In a separate article, we introduced Correlation and the Pearson coefficient, and this article looks in more detail at how to interpret the Pearson coefficient, and in particular, it’s p-value.
Firstly, a reminder of the scatter plots and the Pearson coefficient, which aims to quantify the relationship that might exist between two variables on a scatter plot. The coefficient ranges from -1.0 to +1.0, where:
-1.0 is a strong inverse relationship
0 indicates no relationship
+1.0 is a strong direct relationship
You might think that’s the end of the matter but, as with many things in Six Sigma, it’s actually a little more complicated! This is because you must also assess whether the correlation is statistically significant.
Consider the scatter plot on the right.
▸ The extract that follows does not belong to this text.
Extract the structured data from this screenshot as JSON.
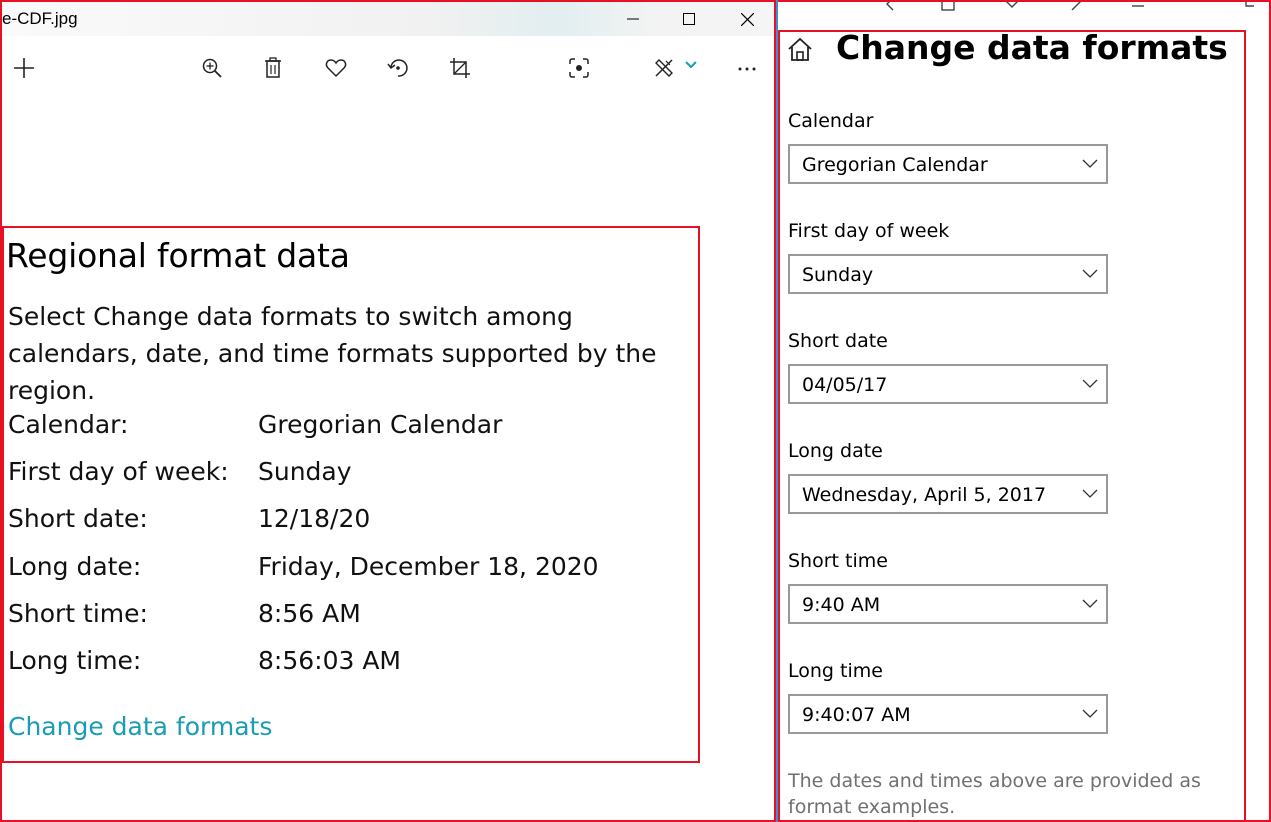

It appears to show a strong, positive correlation. Accordingly, the Pearson coefficient is likely to be close to +1.0 (we’ve estimated 0.8).
However, you also need to consider whether the correlation is statistically significant before you go any further. Why? Because with small sample sizes (and we only have 5 data points in this example!) there is a small chance that your data points will fall in such a way that it appears that a correlation exists, even when it doesn’t.
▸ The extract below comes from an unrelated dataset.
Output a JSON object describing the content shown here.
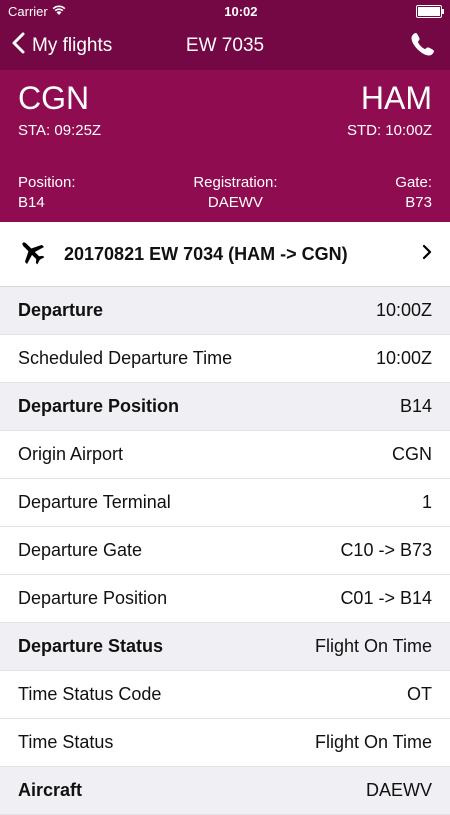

So, to assess the statistical significance of your correlation, you need to look at the p-value that is calculated alongside the Pearson coefficient, which can be interpreted as follows:
– If the p-value is low (generally less than 0.05), then your correlation is statistically significant, and you can use the calculated Pearson coefficient.
– If the p-value is not low (generally higher than 0.05), then your correlation is not statistically significant (it might have happened just by chance) and you should not rely upon your Pearson coefficient.
In our example above, the p-value is 0.3 (not statistically significant) which reflects the very small sample size (n=5). So, we should ignore the Pearson coefficient for now – it’s suggesting a correlation that might not even exist!
Confused? Here’s a summary:
- The Pearson coefficient helps to quantify a correlation
- The p-value helps to assess whether a correlation is real (statistically significant).
- The Pearson coefficient and p-value should be interpreted together, not individually.